Recently, the labour movement’s U PME Centre observed rising number of one particular type of disguised retrenchment, wherein contracts are terminated at one month’s notice. This is generally permissible under provisions in employment contracts, and firms shedding headcount. These workers did not get the retrenchment benefits. In 2015, the centre handled 15 to 20 of such cases all in non-unionised firms, in comparison to fewer than 10 the year before.

Adding to these findings, is the recent MOM’s labour market report that showed layoffs for the first half of this year vaulting to 9,510, the highest since 2009. In other instances, workers are asked to resign voluntarily when firms wade into troubled times. Also in certain cases, where contracts are terminated with poor performance as the reason, it comes abruptly on the back of consistently good ratings.

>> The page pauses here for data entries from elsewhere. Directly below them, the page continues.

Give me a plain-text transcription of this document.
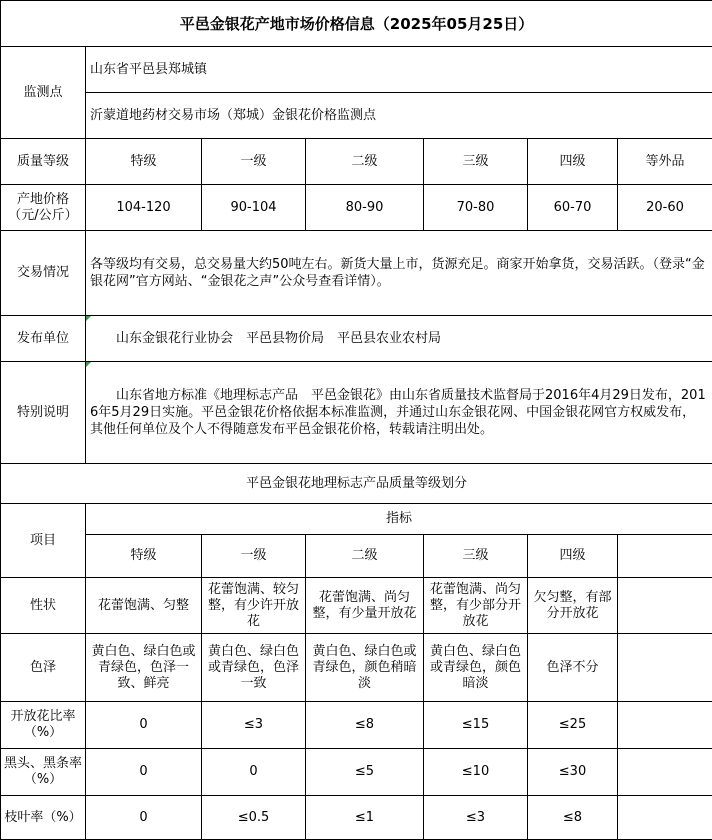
平邑金银花产地市场价格信息（2025年05月25日）						
监测点	山东省平邑县郑城镇					
	沂蒙道地药材交易市场（郑城）金银花价格监测点					
质量等级	特级	一级	二级	三级	四级	等外品
产地价格（元/公斤）	104-120	90-104	80-90	70-80	60-70	20-60
交易情况	各等级均有交易，总交易量大约50吨左右。新货大量上市，货源充足。商家开始拿货，交易活跃。（登录“金银花网”官方网站、“金银花之声”公众号查看详情）。					
发布单位	山东金银花行业协会　平邑县物价局　平邑县农业农村局					
特别说明	山东省地方标准《地理标志产品　平邑金银花》由山东省质量技术监督局于2016年4月29日发布，2016年5月29日实施。平邑金银花价格依据本标准监测，并通过山东金银花网、中国金银花网官方权威发布，其他任何单位及个人不得随意发布平邑金银花价格，转载请注明出处。					
平邑金银花地理标志产品质量等级划分						
项目	指标					
	特级	一级	二级	三级	四级	
性状	花蕾饱满、匀整	花蕾饱满、较匀整，有少许开放花	花蕾饱满、尚匀整，有少量开放花	花蕾饱满、尚匀整，有少部分开放花	欠匀整，有部分开放花	
色泽	黄白色、绿白色或青绿色，色泽一致、鲜亮	黄白色、绿白色或青绿色，色泽一致	黄白色、绿白色或青绿色，颜色稍暗淡	黄白色、绿白色或青绿色，颜色暗淡	色泽不分	
开放花比率（%）	0	≤3	≤8	≤15	≤25	
黑头、黑条率（%）	0	0	≤5	≤10	≤30	
枝叶率（%）	0	≤0.5	≤1	≤3	≤8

Normally workers in non-unionised firms risk the benefits, while they could still turn to the unfair-dismissal provisions in the Employment Act. However, this covers only those earning up to S$4,500 a month.

“The new Employment Claims Tribunals, which will, from April, hear salary-related disputes for all workers, regardless of income, may close this gap, but even this avenue is “useless” if employment contracts are silent on retrenchment benefits,” Mr Tay added.

Workers should therefore ensure that such benefits are spelt out in their contracts before they sign on the dotted line. The Tripartite Guidelines on Managing Excess Manpower and Responsible Retrenchment offer guidance on responsible retrenchment practices, such as retrenchment benefits.

The prevailing norm is to pay benefits of between two weeks’ and one month’s wage for every year worked, depending on the firm’s financial position and industry norms. Mr Tay asserts that notifying the ministry of retrenchment activities should be made mandatory, such that help can be offered to these workers.